Physician facing coding errors and compliance liability

When Coding Errors in a Physician Practice Become a Compliance Liability

In busy physician practices—especially specialty clinics—coding often feels like just another administrative task squeezed between patient care and the day’s urgent demands. But when coding and documentation fall out of sync, the impact extends far beyond delayed claims or fluctuating revenue. Inaccurate coding can expose the entire practice to compliance risk, overpayment demands, and even allegations under the False Claims Act (FCA). A recent situation at a mid-sized physician’s office demonstrates how quickly routine coding issues can escalate.

The Case: E/M Codes That Didn’t Match the Documentation

During a quarterly compliance review at a multi-physician specialty office, an internal auditor identified a trend: several providers consistently billed higher-level Evaluation & Management (E/M) codes than supported by their documentation.
These weren’t isolated mistakes. The pattern reached back several months and appeared across multiple physicians. The discrepancies led to overpayments, placing the practice under a legal obligation to determine the full scope of the issue and refund any funds not properly earned.

Why Coding Errors in Physician Offices Trigger Compliance Risk

Even when unintentional, coding inaccuracies can carry serious consequences, including:

  1. False Claims Act Exposure
    Upcoding E/M levels is one of the most frequently targeted areas of government and payer audits. A consistent pattern looks like a systemic control failure, not just human error.
  2. Return of Overpayments
    Medicare and commercial payers require prompt repayment once an overpayment is confirmed. Delays create compliance exposure.
  3. Increased Payer Scrutiny
    Payers use analytics to identify outlier billing patterns. If a medical practice bills higher E/M levels than similar groups, it might face targeted reviews or pre-payment audits.
  4. Risk to Provider Enrollment & Credentialing Significant coding inaccuracies can jeopardize payer relationships, threaten network participation, and undermine trust in the practice’s operations.

How the Physician Practice Corrected the Issue

Under the 60-day overpayment rule, once a practice becomes aware of a potential overpayment, it must investigate and promptly return any excess reimbursement. Failure to do so can be interpreted as knowingly retaining an overpayment—a direct FCA compliance violation. Unlike large hospitals with robust HIM departments, physician practices often operate with lean administrative teams, as was the case here. Nevertheless, the compliance team and practice manager acted quickly:

Conducted a Retrospective Coding Audit: The review determined how long the issue had persisted and which providers were affected.

Issued Prompt Refunds: The practice promptly refunded overpayments to Medicare and commercial payers.

Provided Provider-Focused Documentation Training: Clinicians received refresher training on E/M documentation requirements, medical decision-making, and appropriate code selection.

Updated Coding and Review Protocols: The practice implemented a dual-review process for E/M services on a temporary basis, especially for new or higher-risk providers.

Added Ongoing Monitoring to the Compliance Program: Quarterly audits and periodic spot checks were added to the practice compliance work plan to prevent recurrence.

What Physician Practices Can Learn from This Case

Even small practices need strong documentation and coding controls.
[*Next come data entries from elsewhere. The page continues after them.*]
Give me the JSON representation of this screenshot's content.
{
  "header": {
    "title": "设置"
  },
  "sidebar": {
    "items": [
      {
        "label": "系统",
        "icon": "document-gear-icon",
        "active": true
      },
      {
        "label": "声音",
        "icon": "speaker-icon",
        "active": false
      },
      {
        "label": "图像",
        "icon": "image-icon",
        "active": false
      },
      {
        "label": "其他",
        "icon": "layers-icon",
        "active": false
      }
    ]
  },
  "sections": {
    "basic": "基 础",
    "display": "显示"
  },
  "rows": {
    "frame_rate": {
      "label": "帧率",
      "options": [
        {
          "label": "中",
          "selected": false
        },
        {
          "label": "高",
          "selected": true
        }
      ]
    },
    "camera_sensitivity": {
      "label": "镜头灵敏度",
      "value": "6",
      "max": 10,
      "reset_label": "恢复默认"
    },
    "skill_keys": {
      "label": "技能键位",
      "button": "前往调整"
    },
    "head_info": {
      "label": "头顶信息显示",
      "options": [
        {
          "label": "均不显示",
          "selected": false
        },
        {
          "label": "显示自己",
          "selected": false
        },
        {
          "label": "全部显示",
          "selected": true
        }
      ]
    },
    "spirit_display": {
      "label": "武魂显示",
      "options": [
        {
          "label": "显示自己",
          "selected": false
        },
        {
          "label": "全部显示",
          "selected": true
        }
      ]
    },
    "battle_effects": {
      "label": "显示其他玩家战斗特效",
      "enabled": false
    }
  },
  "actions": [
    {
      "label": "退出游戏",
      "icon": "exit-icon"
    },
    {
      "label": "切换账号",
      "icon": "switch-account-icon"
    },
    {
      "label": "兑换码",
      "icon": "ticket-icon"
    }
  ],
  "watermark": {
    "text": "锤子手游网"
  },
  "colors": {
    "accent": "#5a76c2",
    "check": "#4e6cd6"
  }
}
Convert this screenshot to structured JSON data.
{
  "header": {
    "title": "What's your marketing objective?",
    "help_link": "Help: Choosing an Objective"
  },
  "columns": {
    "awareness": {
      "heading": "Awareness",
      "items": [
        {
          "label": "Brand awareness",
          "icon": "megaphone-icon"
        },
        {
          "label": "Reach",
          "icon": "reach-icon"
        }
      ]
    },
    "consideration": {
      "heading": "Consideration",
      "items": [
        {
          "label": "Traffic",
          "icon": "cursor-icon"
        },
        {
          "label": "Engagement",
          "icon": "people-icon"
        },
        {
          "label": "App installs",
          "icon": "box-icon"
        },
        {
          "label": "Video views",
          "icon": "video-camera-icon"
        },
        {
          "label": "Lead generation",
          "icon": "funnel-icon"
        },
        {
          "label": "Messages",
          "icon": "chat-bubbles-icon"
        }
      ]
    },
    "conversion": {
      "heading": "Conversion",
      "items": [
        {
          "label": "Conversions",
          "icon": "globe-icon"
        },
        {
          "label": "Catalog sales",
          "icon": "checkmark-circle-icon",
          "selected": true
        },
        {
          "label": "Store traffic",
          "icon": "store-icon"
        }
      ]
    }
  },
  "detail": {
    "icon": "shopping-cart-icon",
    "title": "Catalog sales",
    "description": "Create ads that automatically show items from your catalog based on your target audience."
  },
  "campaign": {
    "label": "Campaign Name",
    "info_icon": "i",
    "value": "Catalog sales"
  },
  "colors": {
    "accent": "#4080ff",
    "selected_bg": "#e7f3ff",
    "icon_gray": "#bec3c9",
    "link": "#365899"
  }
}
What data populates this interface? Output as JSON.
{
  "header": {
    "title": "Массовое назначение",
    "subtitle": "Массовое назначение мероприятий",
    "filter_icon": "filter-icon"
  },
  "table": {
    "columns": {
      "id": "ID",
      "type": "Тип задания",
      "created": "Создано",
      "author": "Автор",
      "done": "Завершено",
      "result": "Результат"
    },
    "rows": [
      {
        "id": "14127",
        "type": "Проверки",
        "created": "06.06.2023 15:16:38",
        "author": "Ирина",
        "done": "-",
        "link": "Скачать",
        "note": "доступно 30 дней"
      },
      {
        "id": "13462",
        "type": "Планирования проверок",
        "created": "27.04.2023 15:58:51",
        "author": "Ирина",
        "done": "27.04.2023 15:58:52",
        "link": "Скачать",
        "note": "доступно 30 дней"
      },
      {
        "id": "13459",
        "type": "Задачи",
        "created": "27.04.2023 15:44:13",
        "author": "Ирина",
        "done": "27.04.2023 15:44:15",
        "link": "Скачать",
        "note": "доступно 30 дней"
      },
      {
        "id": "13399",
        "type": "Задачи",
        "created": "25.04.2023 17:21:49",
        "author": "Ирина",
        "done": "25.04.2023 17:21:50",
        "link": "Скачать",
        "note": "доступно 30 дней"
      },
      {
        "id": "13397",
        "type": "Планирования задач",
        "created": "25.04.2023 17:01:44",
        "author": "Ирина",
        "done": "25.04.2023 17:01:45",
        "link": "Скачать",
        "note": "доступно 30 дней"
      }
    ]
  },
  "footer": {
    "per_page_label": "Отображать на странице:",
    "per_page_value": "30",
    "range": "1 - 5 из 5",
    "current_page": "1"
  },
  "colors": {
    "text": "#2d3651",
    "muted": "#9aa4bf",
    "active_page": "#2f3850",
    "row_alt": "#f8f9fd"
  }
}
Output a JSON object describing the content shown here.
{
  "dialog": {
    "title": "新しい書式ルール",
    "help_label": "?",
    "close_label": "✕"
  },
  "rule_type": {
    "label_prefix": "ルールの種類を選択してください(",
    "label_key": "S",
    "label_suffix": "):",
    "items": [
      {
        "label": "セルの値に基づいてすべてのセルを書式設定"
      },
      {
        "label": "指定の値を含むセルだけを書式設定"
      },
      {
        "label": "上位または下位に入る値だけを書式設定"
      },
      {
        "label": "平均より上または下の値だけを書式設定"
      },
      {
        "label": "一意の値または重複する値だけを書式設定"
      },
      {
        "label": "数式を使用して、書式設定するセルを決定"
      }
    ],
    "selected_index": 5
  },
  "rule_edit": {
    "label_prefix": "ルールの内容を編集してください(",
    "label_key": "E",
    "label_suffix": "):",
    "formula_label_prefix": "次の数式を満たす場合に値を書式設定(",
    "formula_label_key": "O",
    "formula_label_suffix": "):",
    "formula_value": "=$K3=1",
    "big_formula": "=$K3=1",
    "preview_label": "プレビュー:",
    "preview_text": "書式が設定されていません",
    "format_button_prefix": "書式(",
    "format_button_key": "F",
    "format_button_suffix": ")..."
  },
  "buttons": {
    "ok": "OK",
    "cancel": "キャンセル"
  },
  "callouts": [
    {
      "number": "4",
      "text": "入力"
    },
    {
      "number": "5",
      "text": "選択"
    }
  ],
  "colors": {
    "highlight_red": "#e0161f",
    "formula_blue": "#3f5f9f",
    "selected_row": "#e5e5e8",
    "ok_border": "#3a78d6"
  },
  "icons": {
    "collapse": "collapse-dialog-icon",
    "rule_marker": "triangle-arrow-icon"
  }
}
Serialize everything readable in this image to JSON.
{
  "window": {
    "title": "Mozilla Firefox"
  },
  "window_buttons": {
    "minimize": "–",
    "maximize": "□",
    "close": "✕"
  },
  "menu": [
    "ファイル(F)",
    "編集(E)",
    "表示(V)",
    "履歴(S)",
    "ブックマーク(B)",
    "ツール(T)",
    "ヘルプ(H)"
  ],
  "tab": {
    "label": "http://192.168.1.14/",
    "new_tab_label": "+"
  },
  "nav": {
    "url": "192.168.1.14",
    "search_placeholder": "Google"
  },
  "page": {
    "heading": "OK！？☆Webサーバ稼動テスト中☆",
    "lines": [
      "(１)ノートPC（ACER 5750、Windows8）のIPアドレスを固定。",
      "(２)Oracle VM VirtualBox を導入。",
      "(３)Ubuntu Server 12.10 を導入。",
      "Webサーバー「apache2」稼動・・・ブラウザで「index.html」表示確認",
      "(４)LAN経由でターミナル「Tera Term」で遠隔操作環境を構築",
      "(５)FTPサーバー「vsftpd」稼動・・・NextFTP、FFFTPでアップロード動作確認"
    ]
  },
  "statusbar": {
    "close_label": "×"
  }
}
To protect compliance integrity,
physician offices should:
▪ Perform regular E/M coding audits
▪ Include providers in all documentation training, not just coders
▪ Add coding compliance to the annual risk assessment
▪ Establish escalation pathways for documentation variances
▪ Document all corrective action and repayments thoroughly

Compliance Takeaway

Coding accuracy is a compliance obligation—not just a billing function. The cost of proactive oversight is far less than the consequences of an unnoticed coding pattern. When documentation supports the codes submitted, medical practices protect their revenue, reduce audit risk, and demonstrate their commitment to ethical, compliant care.